Upon returning to the states, I transitioned from teaching high school students and adults to teaching at the middle school level, which is an entirely different beast. A beast my college education did NOT prepare me for! That was my hardest year of teaching ever. ONLY SEVEN boys in 7th-8th grade, who didn’t feel they should be placed in an English language learner class, took advantage of my naïvety and niceness to make teaching and learning a joke. I seriously feared getting fired for doing such a poor job as a teacher. The stress built up in my body until I found myself shaking at home alone in my apartment. But God’s strength shone in that year, too.
That was the year of my best prayer life ever. I got up early in the morning and made my tea, then sat at my desk to read my Bible and to journal. Then I spread out a small blanket on the floor of my bedroom, and prostrated myself before the Lord, begging for help with my students.
And that year God answered. When I most desperately cried out for help, I would get to school and certain students would be absent or my classes were unusually well behaved, or some other helpful “coincidence” occurred. I could only attribute this to God hearing me and giving me a respite from my stress.
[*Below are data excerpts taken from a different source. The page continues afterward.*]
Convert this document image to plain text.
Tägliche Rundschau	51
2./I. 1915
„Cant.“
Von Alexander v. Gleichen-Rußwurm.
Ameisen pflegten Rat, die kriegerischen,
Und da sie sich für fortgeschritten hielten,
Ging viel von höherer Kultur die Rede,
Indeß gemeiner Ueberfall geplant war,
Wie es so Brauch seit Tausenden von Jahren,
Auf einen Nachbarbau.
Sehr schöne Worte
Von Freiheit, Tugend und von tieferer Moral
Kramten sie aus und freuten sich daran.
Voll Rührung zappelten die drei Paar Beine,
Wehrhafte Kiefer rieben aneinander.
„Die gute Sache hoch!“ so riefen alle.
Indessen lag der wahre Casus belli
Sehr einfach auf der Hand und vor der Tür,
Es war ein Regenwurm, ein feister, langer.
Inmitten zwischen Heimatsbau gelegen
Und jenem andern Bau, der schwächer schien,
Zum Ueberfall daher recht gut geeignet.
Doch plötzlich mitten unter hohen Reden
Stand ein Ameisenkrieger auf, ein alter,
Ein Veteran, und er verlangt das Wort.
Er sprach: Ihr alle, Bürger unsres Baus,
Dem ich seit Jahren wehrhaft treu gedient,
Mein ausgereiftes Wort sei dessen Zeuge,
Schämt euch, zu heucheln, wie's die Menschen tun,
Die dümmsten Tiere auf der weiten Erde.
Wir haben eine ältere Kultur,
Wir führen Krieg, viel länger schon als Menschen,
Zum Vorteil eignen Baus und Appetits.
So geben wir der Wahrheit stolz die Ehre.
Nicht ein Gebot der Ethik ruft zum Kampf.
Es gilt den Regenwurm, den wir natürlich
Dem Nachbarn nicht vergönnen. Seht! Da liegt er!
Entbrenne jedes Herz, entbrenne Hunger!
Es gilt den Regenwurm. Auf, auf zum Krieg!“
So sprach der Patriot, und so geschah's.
Grandfather’s Tragic Death
Early that fall, I experienced my second major loss. My grandfather—the man in my life who set the standard for what all men should be, the one whose approval I wanted if I eventually found a man of my own—was killed instantly in a head-on collision by an enraged, under-the-influence woman careening down the road and into his lane. This was a double-whammy, as I was already barely surviving my year of teaching.
God carried me through.
Others’ Loss of Faith
Ironically, it was none of these struggles or losses—not even the death of our newborn son—that caused me a year of severe doubt and struggle in my faith. It was seeing other family members walking away from faith—cousins who had grown up in strong, God-fearing homes, and had walked with Christ for a while—and not having ready answers for them. This was a low point in my walk, as I wrestled inwardly with faith. Was God true? Did I really believe what I always thought I believed? In the end, whether I had answers or not, I came back to Peter’s statement to Christ: “Lord, to whom shall we go? You have the words of eternal life” (John 6:68). Again, I was strengthened as clarity came to me over time. He enabled me to hold on to faith in the midst of confusion and disappointment.
I can look back at all these crises (or milestones) in my adult life, and see that I was carried “from strength to strength.” This gives me courage when facing the unimaginable grief of preparing to lose our second baby. This time around, I am grieving, but I am not afraid of the grief. I rest assured that God will give the grace, the strength that is not my own, as He always has.
We will be okay, because HE is strong.